Many legitimate organizations subcontract their fundraising activities. When they contract with professional fund raising services, the charity may receive almost nothing (10 cents on the dollar in some cases) from all money donated. There was an excellent article in the Virginian Pilot http://hamptonroads.com/2011/10/donor-beware-your-money-might-not-go-where-you-think that discussed this.
Imagine winning the lottery and in your excitement you donate $1,000 to a charity through their fundraiser. The fundraiser is allowed to keep $900, and it’s all legal.
Naturally, this got me thinking. If I’m a telemarketer who handles charitable clients as well as for-profit clients, doesn’t that mean you and I already have a business relationship? If so, I can call you and try to sell you anything!
Of course, I could always use the six degrees from Kevin Bacon line of logic. You donate to a local charity. That charity uses a telemarketing firm. The local charity has their phone service with the same company as you. Therefore as a telemarketing firm that uses the phone system, I’m entitled to call you.

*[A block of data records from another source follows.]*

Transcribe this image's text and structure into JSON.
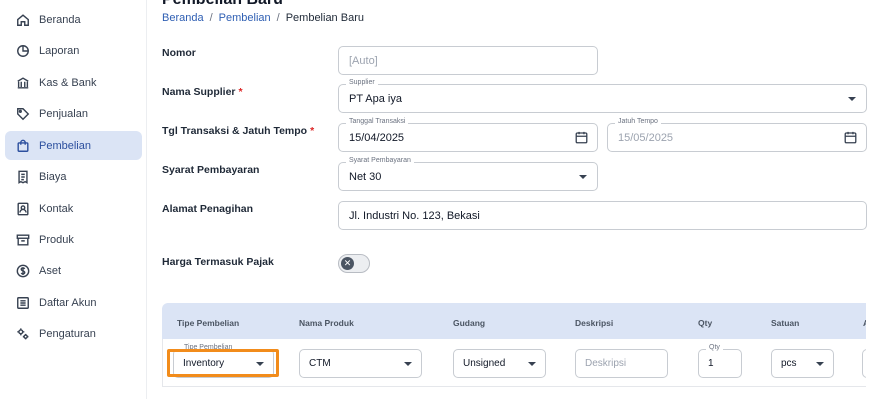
{
  "sidebar": {
    "items": [
      {
        "label": "Beranda",
        "icon": "home-icon",
        "active": false
      },
      {
        "label": "Laporan",
        "icon": "pie-chart-icon",
        "active": false
      },
      {
        "label": "Kas & Bank",
        "icon": "bank-icon",
        "active": false
      },
      {
        "label": "Penjualan",
        "icon": "tag-icon",
        "active": false
      },
      {
        "label": "Pembelian",
        "icon": "shopping-bag-icon",
        "active": true
      },
      {
        "label": "Biaya",
        "icon": "receipt-icon",
        "active": false
      },
      {
        "label": "Kontak",
        "icon": "contact-book-icon",
        "active": false
      },
      {
        "label": "Produk",
        "icon": "archive-box-icon",
        "active": false
      },
      {
        "label": "Aset",
        "icon": "dollar-circle-icon",
        "active": false
      },
      {
        "label": "Daftar Akun",
        "icon": "list-icon",
        "active": false
      },
      {
        "label": "Pengaturan",
        "icon": "gears-icon",
        "active": false
      }
    ]
  },
  "header": {
    "title": "Pembelian Baru",
    "breadcrumb": {
      "home": "Beranda",
      "sep": "/",
      "section": "Pembelian",
      "current": "Pembelian Baru"
    }
  },
  "form": {
    "nomor": {
      "label": "Nomor",
      "placeholder": "[Auto]"
    },
    "supplier": {
      "label": "Nama Supplier",
      "float": "Supplier",
      "value": "PT Apa iya"
    },
    "tanggal": {
      "label": "Tgl Transaksi & Jatuh Tempo",
      "float": "Tanggal Transaksi",
      "value": "15/04/2025",
      "due_float": "Jatuh Tempo",
      "due_value": "15/05/2025"
    },
    "syarat": {
      "label": "Syarat Pembayaran",
      "float": "Syarat Pembayaran",
      "value": "Net 30"
    },
    "alamat": {
      "label": "Alamat Penagihan",
      "value": "Jl. Industri No. 123, Bekasi"
    },
    "pajak": {
      "label": "Harga Termasuk Pajak",
      "enabled": false
    },
    "required_mark": "*"
  },
  "table": {
    "headers": [
      "Tipe Pembelian",
      "Nama Produk",
      "Gudang",
      "Deskripsi",
      "Qty",
      "Satuan",
      "A"
    ],
    "row": {
      "tipe_float": "Tipe Pembelian",
      "tipe": "Inventory",
      "produk": "CTM",
      "gudang": "Unsigned",
      "deskripsi_placeholder": "Deskripsi",
      "qty_float": "Qty",
      "qty": "1",
      "satuan": "pcs"
    }
  },
  "colors": {
    "accent": "#2f5fb3",
    "active_bg": "#dbe4f5",
    "highlight": "#f28c1b",
    "required": "#dc2626"
  }
}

Or, if you make a donation to a charity by check or credit card, that means you have a business relationship with a bank. If it’s a national bank, the telemarketer may use that same bank, so it could argue that there’s already a business relationship.
The latest wrinkle is that telemarketers and debt collectors have figured out how to spoof caller IDs. Now “technically” this is “illegal” but we know what that really means. It means that it will continue until some lawyer files a class action suit and all of us who are affected will get a 25 cent coupon for some product that the telemarketers have been trying to sell us.
I believe in picking my battles. I believe in not letting things upset me. I believe in Occam’s Razor; (Wikipedia defines this concept as “simpler explanations are, other things being equal, generally better than more complex ones.”)
My solution – when the phone rings and it turns out to be a telemarketer or other obnoxious caller:
1. A police whistle or other loud noisemaker
Of course, these other possibilities have benefits as well:
2. Interrupt the caller and explain that in their line of business they need ready access to accurate information, which is why you want to sell them a set of encyclopedias.
3. Gush as to how lonely you’ve been and are so glad they called. So lonely! Ask them where they grew up. Their favorite color. After each answer, be effusive in your support for their answer and how wonderful it is. The clingier the better.
4. Tell them that you’re very interested and have been thinking about (fill in their product or charity here) the whole time you were in prison for passing bad checks and credit card fraud.
5. Tell them of course you want to buy or donate, but first you need their social security number, date of birth and mother’s maiden name.